Andrew Bascand, managing director of Harbour Asset Management - which owns 16.4 per cent of Pacific Edge - estimates that "at the current run rate the CMS approval is worth about $10m in revenues" to the firm.
Pacific Edge said it will now also seek reimbursement for tests that have already been done and invoiced for CMS patients.
Those invoices are worth about US$16.6m, but final reimbursement is typically subject to negotiation.
'Transformational milestone'
Chief executive David Darling described the confirmation as a "transformational milestone" for the company, following a number of years of hard work from its New Zealand and US teams.
"This long-awaited outcome results from the generation of substantial clinical evidence, publication of numerous clinical papers demonstrating the compelling clinical utility and outperformance of Cxbladder and growing commercial use of our tests by urologists in the USA and other markets."

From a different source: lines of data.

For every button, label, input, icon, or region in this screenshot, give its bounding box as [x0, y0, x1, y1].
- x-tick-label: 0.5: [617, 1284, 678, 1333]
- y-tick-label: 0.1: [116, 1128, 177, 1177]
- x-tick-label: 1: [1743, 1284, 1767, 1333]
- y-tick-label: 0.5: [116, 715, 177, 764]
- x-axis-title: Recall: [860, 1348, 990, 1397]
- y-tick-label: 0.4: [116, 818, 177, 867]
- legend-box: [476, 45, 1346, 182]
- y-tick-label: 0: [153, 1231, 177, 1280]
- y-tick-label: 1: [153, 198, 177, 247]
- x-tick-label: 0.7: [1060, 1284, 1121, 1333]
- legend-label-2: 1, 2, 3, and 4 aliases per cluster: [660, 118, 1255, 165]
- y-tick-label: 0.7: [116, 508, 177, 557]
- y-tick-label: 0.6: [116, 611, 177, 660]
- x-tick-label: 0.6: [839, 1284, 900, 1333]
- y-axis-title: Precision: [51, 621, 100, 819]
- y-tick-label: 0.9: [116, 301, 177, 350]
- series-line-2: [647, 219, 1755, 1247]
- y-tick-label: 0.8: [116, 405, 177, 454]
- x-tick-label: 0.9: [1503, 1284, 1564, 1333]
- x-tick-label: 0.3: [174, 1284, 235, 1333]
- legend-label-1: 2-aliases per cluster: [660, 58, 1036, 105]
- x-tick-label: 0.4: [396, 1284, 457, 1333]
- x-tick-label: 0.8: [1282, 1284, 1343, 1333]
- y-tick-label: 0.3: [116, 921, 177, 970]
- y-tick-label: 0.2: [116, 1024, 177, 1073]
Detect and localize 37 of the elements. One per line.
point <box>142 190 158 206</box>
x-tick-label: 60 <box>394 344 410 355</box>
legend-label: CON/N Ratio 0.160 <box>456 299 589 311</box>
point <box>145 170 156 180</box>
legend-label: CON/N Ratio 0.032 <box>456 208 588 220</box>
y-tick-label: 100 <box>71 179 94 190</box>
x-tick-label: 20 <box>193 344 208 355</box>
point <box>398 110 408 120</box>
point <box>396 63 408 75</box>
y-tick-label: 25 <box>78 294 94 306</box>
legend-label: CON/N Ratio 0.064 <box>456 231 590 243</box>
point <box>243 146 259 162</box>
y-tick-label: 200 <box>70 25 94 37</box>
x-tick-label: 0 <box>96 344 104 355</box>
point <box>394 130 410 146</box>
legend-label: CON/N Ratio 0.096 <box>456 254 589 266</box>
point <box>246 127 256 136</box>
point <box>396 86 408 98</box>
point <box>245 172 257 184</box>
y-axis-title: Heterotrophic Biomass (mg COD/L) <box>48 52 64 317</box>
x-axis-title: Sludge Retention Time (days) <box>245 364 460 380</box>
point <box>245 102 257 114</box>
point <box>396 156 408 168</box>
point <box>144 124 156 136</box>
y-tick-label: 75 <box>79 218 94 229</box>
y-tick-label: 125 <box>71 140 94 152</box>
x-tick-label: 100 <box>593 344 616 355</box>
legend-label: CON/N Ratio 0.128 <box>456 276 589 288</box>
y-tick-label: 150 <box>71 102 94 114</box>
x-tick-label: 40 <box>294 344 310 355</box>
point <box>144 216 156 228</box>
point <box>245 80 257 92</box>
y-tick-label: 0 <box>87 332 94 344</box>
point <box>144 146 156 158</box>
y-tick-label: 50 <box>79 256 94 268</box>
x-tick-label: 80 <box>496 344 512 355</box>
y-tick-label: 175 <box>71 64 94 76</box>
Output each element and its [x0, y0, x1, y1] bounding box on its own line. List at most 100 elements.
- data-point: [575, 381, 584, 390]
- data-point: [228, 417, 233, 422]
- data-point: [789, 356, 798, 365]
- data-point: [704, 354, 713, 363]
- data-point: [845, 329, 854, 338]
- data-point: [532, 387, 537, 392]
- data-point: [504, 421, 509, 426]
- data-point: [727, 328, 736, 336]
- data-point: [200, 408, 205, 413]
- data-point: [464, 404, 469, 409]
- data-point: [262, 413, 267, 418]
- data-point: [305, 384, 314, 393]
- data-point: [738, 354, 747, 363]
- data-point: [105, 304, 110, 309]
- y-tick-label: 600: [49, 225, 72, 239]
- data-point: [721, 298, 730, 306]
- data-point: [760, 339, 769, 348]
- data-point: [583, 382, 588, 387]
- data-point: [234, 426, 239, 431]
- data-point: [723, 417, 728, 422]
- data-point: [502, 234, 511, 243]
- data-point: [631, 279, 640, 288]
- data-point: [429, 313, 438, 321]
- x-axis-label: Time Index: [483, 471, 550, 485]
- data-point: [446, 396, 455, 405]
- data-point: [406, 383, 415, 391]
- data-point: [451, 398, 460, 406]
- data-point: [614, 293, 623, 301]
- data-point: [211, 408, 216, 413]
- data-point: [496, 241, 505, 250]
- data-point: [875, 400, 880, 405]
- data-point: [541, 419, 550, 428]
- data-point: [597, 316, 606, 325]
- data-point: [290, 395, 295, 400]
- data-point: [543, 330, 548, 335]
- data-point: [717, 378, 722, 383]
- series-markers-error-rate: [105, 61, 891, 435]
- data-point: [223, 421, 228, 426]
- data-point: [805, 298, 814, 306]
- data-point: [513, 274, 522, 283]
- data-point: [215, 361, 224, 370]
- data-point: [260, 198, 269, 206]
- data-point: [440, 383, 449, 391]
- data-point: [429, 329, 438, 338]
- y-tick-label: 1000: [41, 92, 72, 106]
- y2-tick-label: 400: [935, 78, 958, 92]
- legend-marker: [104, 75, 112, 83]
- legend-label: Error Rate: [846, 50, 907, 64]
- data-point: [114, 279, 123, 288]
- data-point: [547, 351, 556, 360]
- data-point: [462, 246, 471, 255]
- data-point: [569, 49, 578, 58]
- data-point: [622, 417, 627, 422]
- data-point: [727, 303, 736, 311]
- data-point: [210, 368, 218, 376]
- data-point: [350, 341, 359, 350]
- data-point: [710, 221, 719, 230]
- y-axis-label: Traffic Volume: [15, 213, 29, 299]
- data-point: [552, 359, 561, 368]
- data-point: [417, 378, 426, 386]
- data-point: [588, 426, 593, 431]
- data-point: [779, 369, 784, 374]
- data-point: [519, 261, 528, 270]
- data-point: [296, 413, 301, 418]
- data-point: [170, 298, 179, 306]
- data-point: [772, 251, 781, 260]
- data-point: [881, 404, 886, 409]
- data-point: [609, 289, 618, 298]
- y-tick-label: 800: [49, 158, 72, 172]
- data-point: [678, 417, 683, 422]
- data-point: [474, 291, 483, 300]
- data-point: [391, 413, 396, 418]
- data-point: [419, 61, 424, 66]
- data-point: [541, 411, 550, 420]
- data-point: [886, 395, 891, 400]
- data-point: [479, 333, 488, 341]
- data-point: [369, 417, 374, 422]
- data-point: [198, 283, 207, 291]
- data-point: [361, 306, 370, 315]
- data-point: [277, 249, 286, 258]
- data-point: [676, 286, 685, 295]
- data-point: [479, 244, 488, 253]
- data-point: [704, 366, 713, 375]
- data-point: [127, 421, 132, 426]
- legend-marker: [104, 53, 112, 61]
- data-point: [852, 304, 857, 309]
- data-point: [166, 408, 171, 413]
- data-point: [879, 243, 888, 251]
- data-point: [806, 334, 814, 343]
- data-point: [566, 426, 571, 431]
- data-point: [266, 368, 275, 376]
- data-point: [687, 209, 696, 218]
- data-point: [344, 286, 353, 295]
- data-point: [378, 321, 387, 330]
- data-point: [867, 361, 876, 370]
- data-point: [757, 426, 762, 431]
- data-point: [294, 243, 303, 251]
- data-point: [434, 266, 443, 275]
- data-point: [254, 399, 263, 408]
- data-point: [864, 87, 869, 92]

Darling said the coverage decision is also expected to support demand and positive reimbursement decisions from other healthcare organisations and payers as well.
"It signals a new phase in Pacific Edge's commercial journey and we will be pushing hard on the back of this announcement to gain adoption of Cxbladder by other large-scale healthcare organisations."
The product was also approved for commercial use by Kaiser Permanente last month, the single largest validation customer in the US market.
A snowball effect
Harbour's Bascand said that agreement could well "act as a snowball" for other private companies adopting the Cxbladder diagnostic as their standard of care.
The company had confirmed it was targeting healthcare organisations, including Johns Hopkins Medicine.
In NZ, Cxbladder is used by the majority of healthcare providers and district health boards, where it is used to evaluate haematuria, the presence of blood in urine, and monitor for recurrence of bladder cancer.
Darling said while the NZ market is a "great example of what our tests can achieve in terms of better patient care," the company is largely using its local experience to forge a road into the lucrative US diagnostics market, which it estimates is worth US$1.2 billion a year for its Cxbladder products.
Move into Asia
To that end, last year it increased the number of US sales force to 16 to help drive growth and Darling said there are a "growing number of healthcare organisations and urologists now using Cxbladder."
The focus for South East Asia, meanwhile, is to complete user programmes in Singapore and turn these institutions into commercial customers, as well as progress discussions with potential strategic partners in the region, Darling said in last month's annual review.
Bascand is excited about the prospects.
"Anything in the medical sphere that requires approvals can take forever," he said. "But we will continue to look for solid bio-tech investments."